I was in the Air Force and drove through on my way from the family home in Florida to my new posting in Omaha, Nebraska. I remember all of the huge shrimp boats on the wrong side of the road before I turned north in Mississippi.
Then it was dodging fallen trees and large snakes sunning on the road as I tried to get to my base on time.
I understand why people who had survived Camille would think they could weather anything.
I was 12 and our family lived on the Bay side of Biloxi, just 200 foot from the Bay. I do remember Camille.
My mother, the crazy Creole woman from NOLA had totally stocked the house and patiently waited for the storm to visit. My dad (Pennsylvanian) was flipping out. He had moved us from New Orleans after Betsy out of fear of the storms and wound up right in the sights of another big hurricane.
We were the only house that didn't take water. My little brother and I helped clean up the downed branches throughout the neighbor hood and helped folks drag the water-logged houses whilst Mom cooked her food to feed many families and Dad drove back and forth from Mobile bringing in supplies.

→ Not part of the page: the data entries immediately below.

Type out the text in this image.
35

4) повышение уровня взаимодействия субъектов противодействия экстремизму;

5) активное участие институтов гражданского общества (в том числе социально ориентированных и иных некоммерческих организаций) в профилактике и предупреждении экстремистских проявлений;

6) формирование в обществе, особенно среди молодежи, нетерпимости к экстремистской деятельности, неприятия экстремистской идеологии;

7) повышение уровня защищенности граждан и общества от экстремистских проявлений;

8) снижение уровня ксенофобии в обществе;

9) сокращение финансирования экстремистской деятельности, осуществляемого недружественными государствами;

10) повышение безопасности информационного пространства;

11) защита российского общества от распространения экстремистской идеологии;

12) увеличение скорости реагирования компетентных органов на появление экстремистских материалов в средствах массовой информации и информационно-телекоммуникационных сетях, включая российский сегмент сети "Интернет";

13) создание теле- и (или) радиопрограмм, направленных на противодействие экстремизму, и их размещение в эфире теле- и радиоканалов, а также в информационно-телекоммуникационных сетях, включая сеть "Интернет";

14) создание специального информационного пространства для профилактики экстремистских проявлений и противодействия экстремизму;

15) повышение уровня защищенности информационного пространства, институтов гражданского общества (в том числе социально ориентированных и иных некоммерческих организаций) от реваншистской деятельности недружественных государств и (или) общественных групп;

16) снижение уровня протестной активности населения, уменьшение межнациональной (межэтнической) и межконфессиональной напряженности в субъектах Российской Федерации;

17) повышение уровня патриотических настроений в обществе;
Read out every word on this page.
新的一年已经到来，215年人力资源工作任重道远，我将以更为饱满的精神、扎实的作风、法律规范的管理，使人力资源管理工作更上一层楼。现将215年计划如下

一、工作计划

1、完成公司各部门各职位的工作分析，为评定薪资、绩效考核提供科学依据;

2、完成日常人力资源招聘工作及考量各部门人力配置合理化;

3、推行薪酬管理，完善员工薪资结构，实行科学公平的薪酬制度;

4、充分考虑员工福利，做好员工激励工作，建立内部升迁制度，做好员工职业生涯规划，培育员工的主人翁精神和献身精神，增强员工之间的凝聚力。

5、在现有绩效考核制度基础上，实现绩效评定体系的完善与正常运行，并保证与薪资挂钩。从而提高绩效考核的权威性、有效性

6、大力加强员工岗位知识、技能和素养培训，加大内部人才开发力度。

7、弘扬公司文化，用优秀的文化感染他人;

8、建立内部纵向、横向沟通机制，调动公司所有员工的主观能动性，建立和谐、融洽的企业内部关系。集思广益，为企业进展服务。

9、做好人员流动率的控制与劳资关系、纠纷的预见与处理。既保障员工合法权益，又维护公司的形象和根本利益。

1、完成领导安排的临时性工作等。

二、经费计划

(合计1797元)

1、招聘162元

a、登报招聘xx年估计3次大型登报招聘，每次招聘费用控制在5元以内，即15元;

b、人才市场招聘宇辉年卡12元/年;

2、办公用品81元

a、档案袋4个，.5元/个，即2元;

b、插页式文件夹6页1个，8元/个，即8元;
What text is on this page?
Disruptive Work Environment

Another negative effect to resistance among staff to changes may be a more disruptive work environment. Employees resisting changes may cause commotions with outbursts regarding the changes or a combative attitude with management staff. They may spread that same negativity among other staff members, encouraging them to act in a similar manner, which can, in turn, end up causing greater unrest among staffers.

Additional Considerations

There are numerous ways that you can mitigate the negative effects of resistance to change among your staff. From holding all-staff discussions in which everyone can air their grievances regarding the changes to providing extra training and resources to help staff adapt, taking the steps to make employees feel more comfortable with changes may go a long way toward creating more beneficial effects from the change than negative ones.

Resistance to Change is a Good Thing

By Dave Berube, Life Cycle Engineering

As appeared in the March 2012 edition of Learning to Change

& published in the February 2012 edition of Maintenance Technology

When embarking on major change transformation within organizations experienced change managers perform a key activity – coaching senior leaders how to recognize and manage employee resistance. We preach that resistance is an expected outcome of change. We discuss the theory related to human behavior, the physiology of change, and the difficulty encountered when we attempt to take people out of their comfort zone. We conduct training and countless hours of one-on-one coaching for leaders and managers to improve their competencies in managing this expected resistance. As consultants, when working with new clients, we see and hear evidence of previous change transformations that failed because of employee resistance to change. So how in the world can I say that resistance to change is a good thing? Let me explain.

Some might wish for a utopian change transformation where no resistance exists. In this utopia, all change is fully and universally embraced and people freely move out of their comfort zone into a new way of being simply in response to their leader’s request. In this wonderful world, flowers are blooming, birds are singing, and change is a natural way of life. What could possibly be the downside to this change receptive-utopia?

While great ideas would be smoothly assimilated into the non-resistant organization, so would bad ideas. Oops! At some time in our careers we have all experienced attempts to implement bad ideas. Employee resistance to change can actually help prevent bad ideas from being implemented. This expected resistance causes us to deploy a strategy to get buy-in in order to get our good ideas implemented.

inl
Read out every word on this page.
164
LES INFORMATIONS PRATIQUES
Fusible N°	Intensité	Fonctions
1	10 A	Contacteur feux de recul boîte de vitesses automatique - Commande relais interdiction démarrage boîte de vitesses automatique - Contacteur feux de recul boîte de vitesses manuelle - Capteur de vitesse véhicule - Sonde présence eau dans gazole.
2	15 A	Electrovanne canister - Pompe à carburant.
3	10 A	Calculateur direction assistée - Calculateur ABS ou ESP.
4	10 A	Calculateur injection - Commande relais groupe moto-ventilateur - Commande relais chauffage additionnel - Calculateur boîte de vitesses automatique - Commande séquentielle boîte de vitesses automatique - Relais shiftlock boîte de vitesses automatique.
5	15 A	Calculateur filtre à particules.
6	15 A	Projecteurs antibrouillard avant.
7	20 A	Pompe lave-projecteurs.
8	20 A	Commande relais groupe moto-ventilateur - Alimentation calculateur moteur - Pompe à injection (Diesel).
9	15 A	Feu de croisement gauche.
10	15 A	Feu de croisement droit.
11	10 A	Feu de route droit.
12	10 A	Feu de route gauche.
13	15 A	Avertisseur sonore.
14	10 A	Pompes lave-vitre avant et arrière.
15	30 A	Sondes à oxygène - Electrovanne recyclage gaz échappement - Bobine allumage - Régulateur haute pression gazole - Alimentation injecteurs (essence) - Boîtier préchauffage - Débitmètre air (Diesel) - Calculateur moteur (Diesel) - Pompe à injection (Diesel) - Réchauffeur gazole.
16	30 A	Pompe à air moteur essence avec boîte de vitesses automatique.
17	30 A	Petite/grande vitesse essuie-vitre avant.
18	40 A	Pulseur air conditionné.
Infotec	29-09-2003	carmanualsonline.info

It was an interesting experience that has always stayed with me.
My partner and I fled before Katrina hit and the levees failed. Staying would have seen us trapped deep in the flood waters and unable to help as is my wont.
The next time we will stay and help out. House is at 9'+, total wireless devices for everything along with full Solar and geo-thermal. There will be 50+ gallos of water and a purification system from Hades to handle the city water, and like my mom, I will have grunches of food in order to help out our neighbors.
Now if I could only get the contractor to finish fixing the place. (pout)
Perhaps the children who have survived Katrina will become political hell raisers and ensure that THEIR children will have faint but warm memories of any storms they weather in their lives on the coast.
Thank you all for reading AND commenting. What a wonderful blessing to read your Camille stories. And yes, may we have many political hell raisers spouting up all over the place! Woohooo!
I read your blog regularly, because you are an amazingly good writer. Your writing always evokes such emotions - and perhaps, more importantly, an urge to do something.
Thank you so much for sharing your thoughts, your knowledge, and your feelings. I believe you are having a real impact.
A lot of those hit by Katrina had their roofs ripped off, or worse, blown away. Yeah, Camille's damage was bad. But the silver lining in these catastrophes is that people work hand in hand in order to recover from the losses and damages.